Si capisce dunque perché quel suo scrivere era sempre animato. Gli è che c’era colá dentro non solo tutta la serietá dell’ingegno, ma tutta la potenza dell’affetto, o per dir meglio, il cuore era parte del suo ingegno, e lo scaldava, gli dava l’anima. Perciò il suo discorso commoveva. Giá a sentirglielo dire con quella voce concitata, con quell’accento vibrato, eri commosso e non sapevi ancora di che. Quell’uomo li non ti permetteva l’indifferenza e non la distrazione, e ti comandava, e ti tirava, s’impossessava di te. Quel calore che metteva nelle sue azioni, metteva nelle sue parole, e ti faceva venire la sua febbre, o parlasse a Maria, la figliuola di Scialoja, o alle fanciulle de’ Miracoli, o al Consiglio Comunale, o a Magistrati e Avvocati.

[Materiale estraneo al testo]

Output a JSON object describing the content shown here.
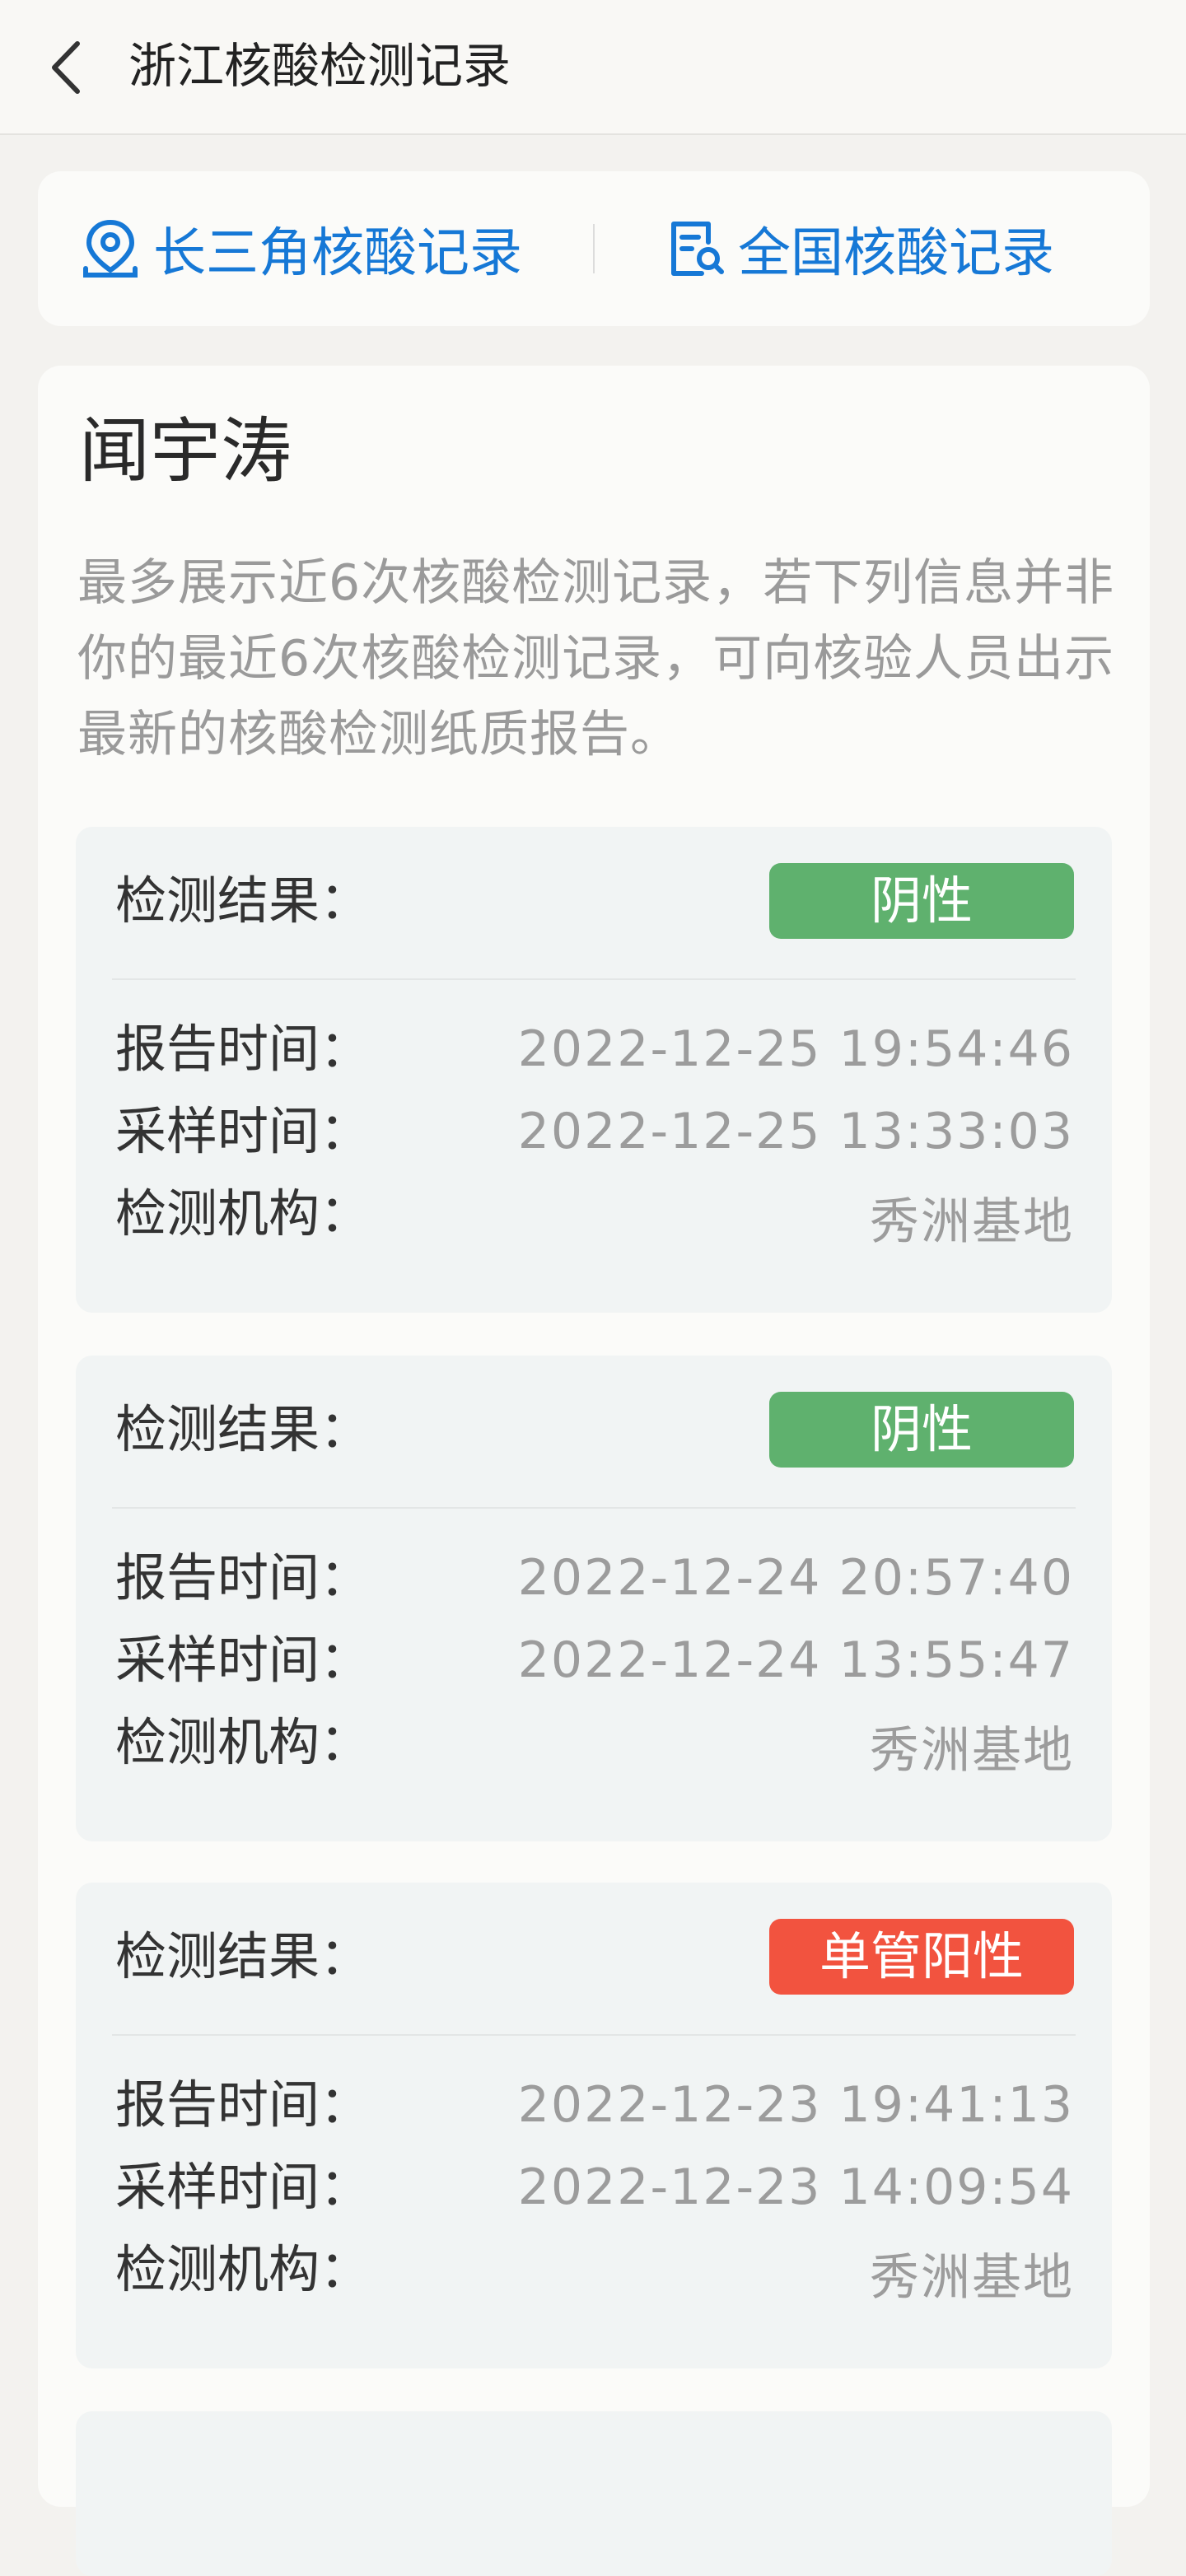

L’ultimo suo discorso fu il canto del cigno. In un paese dove non è ben chiara la linea che separa la mediocritá dall’ingegno, e dove la maggior trafittura è di veder gli stessi applausi e le stesse lodi che a te largite ad uomini su cui ti senti si alto, avvenne quel di qualcosa d’insolito. L’aspettazione era [p. 259 modifica]grande; il successo avanzò ogni aspettazione. Fu un impeto di applausi, una commozione, in mezzo alla quale cadde colpito da sincope il piú commosso di tutti, l’oratore. E non tornò piú. E non lo videro piú che sulla bara.

Vita breve ma piú lunga di molte vite decrepite, se la vita si misura non dal tempo ma dalla sua intensitá. Il piacere e il dolore producevano su di lui impressioni troppo vive: il reale lo pungeva troppo coi suoi inganni e i suoi disinganni: fino un articolo scortese di giornale era per lui un avvenimento, e gli accelerava i battiti della vita. Perché il povero Diomede non immaginava niente come immaginario; quello che immaginava era quello che voleva e si sentiva la forza di acquistare; e la sua forza era grande, e grandi erano i desiderii; a quella vita cosí piena bisognavano tutti i godimenti della vita. Nell’esilio spesso lo vedevo triste di cosa che a me non passava pur la pelle. E ti par poco? gli scappò un giorno: non avere un cane che mi spazzoli. Tutto ciò che immaginava era bello, elegante, grandioso, ricco: il dolore della privazione saliva sino all’altezza del suo desiderio. Molti nell’esilio erano detti martiri, che si sentivano felici, io per il primo che vedevo nuovi cieli, e quasi non avvertivo le privazioni; il vero martire fu lui, che ruggiva, come un leone, tra quegli ozii e que’ lavori forzati e quelle indegne miserie. Pur venne il di. E la fortuna gli andò incontro col suo piú bel sorriso, e si lasciò prendere, come una fata, e gli appagò tutti i desiderii. Com’era contento! Che bel lusso era il suo tra amici e artisti accanto alla donna amata! Che gusto e che eleganza nella ricchezza! Il suo salotto era una poesia. E come ci stava bene lui, come ci troneggiava! Prendeva aria di protagonista, amava il potere, come uomo di azione, e lo usava bene, e lo godeva, gl’illuminava quel sentimento in lui cosí vivo della dignitá personale. Cosi passava il tempo, e la vita correva troppo veloce. E quando la ci pareva quasi ancora nel primo fiore, scomparve.

Amò troppo. Visse troppo. E non pare possibile ch’ei non ci sia. Io lo vedo sempre li innanzi a me.